Personal information
- Full name: José Luis Zalazar Martínez
- Date of birth: 5 May 1998 (age 28)
- Place of birth: Montevideo, Uruguay
- Height: 1.76 m (5 ft 9 in)
- Position: Forward

Team information
- Current team: Ceuta
- Number: 8

Youth career
- Albacete
- 2012–2015: Málaga

Senior career*
- Years: Team / Apps / (Gls)
- 2014–2018: Málaga B / 73 / (22)
- 2017–2018: → Cartagena (loan) / 25 / (1)
- 2018–2021: Valladolid B / 84 / (20)
- 2018–2021: Valladolid / 2 / (0)
- 2021–2022: Ponferradina / 28 / (0)
- 2022–2023: Deportivo La Coruña / 30 / (2)
- 2023–2025: Córdoba / 43 / (4)
- 2025–: Ceuta / 53 / (9)

International career
- 2014: Spain U16 / 4 / (1)
- 2014–2015: Spain U17 / 17 / (6)

= Kuki Zalazar =

Uruguayan-born Spanish footballer (born 1998)

José Luis "Kuki" Zalazar Martínez (born 5 May 1998) is a Spanish professional footballer who plays as a forward for club Ceuta.

==Club career==
Born in Montevideo, Kuki moved to Spain at early age and started his career with Albacete Balompié's youth setup. On 30 May 2012, aged only 14, he was signed by Málaga CF.

Kuki made his senior debut with the reserves on 31 August 2014, starting in a 0–0 home draw against Atlético Mancha Real in the Tercera División. The following March, he was linked to potential moves to Premier League sides Liverpool, Chelsea and Manchester City.

Kuki scored his first senior goal on 30 August 2015, in a 3–3 home draw against CD El Ejido 2012. The following January, he was targeted by FC Barcelona.

On 24 June 2017, Kuki scored a brace in a 4–2 home win against AD Unión Adarve, but his side narrowly missed out promotion in the play-offs. On 8 August, he was loaned to Segunda División B side FC Cartagena, for one year.

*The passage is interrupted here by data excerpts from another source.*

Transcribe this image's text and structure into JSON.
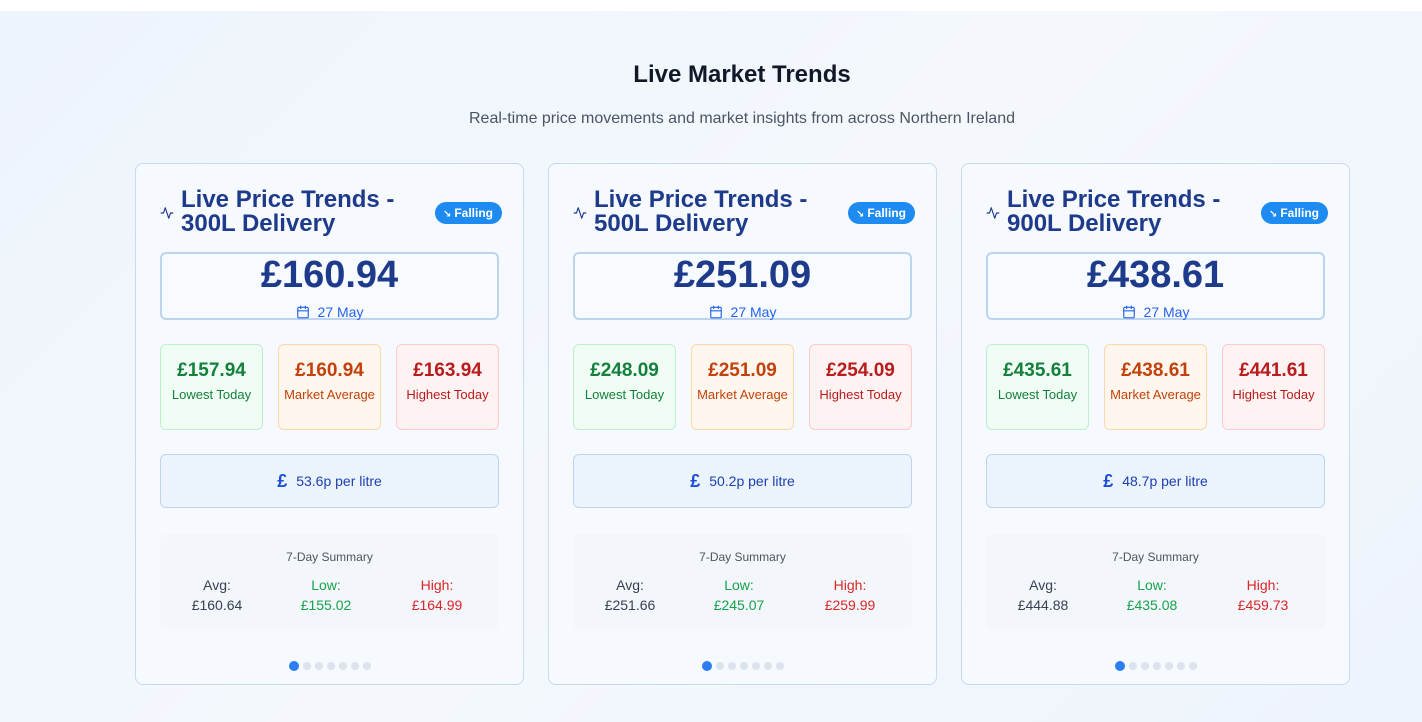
{
  "section": {
    "title": "Live Market Trends",
    "subtitle": "Real-time price movements and market insights from across Northern Ireland"
  },
  "cards": [
    {
      "title": "Live Price Trends - 300L Delivery",
      "badge": "Falling",
      "price": "£160.94",
      "date": "27 May",
      "lowest": {
        "value": "£157.94",
        "label": "Lowest Today"
      },
      "average": {
        "value": "£160.94",
        "label": "Market Average"
      },
      "highest": {
        "value": "£163.94",
        "label": "Highest Today"
      },
      "per_litre": "53.6p per litre",
      "summary": {
        "title": "7-Day Summary",
        "avg_label": "Avg:",
        "avg": "£160.64",
        "low_label": "Low:",
        "low": "£155.02",
        "high_label": "High:",
        "high": "£164.99"
      },
      "dots": 7,
      "active_dot": 1
    },
    {
      "title": "Live Price Trends - 500L Delivery",
      "badge": "Falling",
      "price": "£251.09",
      "date": "27 May",
      "lowest": {
        "value": "£248.09",
        "label": "Lowest Today"
      },
      "average": {
        "value": "£251.09",
        "label": "Market Average"
      },
      "highest": {
        "value": "£254.09",
        "label": "Highest Today"
      },
      "per_litre": "50.2p per litre",
      "summary": {
        "title": "7-Day Summary",
        "avg_label": "Avg:",
        "avg": "£251.66",
        "low_label": "Low:",
        "low": "£245.07",
        "high_label": "High:",
        "high": "£259.99"
      },
      "dots": 7,
      "active_dot": 1
    },
    {
      "title": "Live Price Trends - 900L Delivery",
      "badge": "Falling",
      "price": "£438.61",
      "date": "27 May",
      "lowest": {
        "value": "£435.61",
        "label": "Lowest Today"
      },
      "average": {
        "value": "£438.61",
        "label": "Market Average"
      },
      "highest": {
        "value": "£441.61",
        "label": "Highest Today"
      },
      "per_litre": "48.7p per litre",
      "summary": {
        "title": "7-Day Summary",
        "avg_label": "Avg:",
        "avg": "£444.88",
        "low_label": "Low:",
        "low": "£435.08",
        "high_label": "High:",
        "high": "£459.73"
      },
      "dots": 7,
      "active_dot": 1
    }
  ],
  "icons": {
    "pulse": "activity-icon",
    "badge": "trending-down-icon",
    "date": "calendar-icon",
    "litre": "pound-icon"
  },
  "colors": {
    "badge": "#1d8bf2",
    "price": "#1e3a8a",
    "low": "#15803d",
    "average": "#c2410c",
    "high": "#b91c1c",
    "dot_active": "#2b7ef1"
  }
}
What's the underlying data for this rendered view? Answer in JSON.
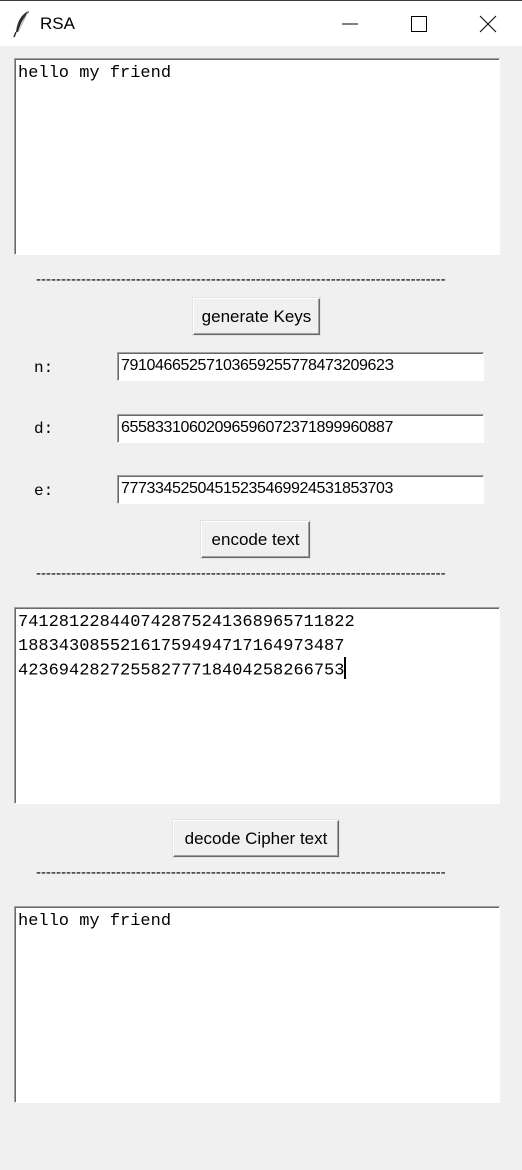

On 30 August 2018, Kuki moved to another reserve team, Real Valladolid B in the third division. He made his first-team debut on 31 October, starting in a 2–1 away defeat of RCD Mallorca, in the season's Copa del Rey.

Zalazar made his La Liga debut on 19 January 2021, coming on as a late substitute for Roque Mesa in a 2–2 home draw against Elche CF. On 27 August, after Valladolid's relegation, he moved to Segunda División side SD Ponferradina.

On 31 August 2022, Zalazar terminated his contract with Ponfe, and signed a two-year deal with Primera Federación side Deportivo de La Coruña just hours later. Roughly one year later, he agreed to a one-year contract with Córdoba CF.

On 30 June 2024, after helping the Blanquiverdes in their promotion to the second division, Zalazar signed a new one-year deal with the club. The following 3 February, however, he terminated his link and signed a one-and-a-half-year contract with AD Ceuta FC in the third tier just hours later.

==Personal life==
Kuki is the son of former Uruguay international footballer José Zalazar, a midfielder who notably represented Albacete. His younger brothers Rodrigo Zalazar and Mauro Zalazar are also footballers, and currently play for Portuguese club SC Braga and German club Schalke 04 respectively.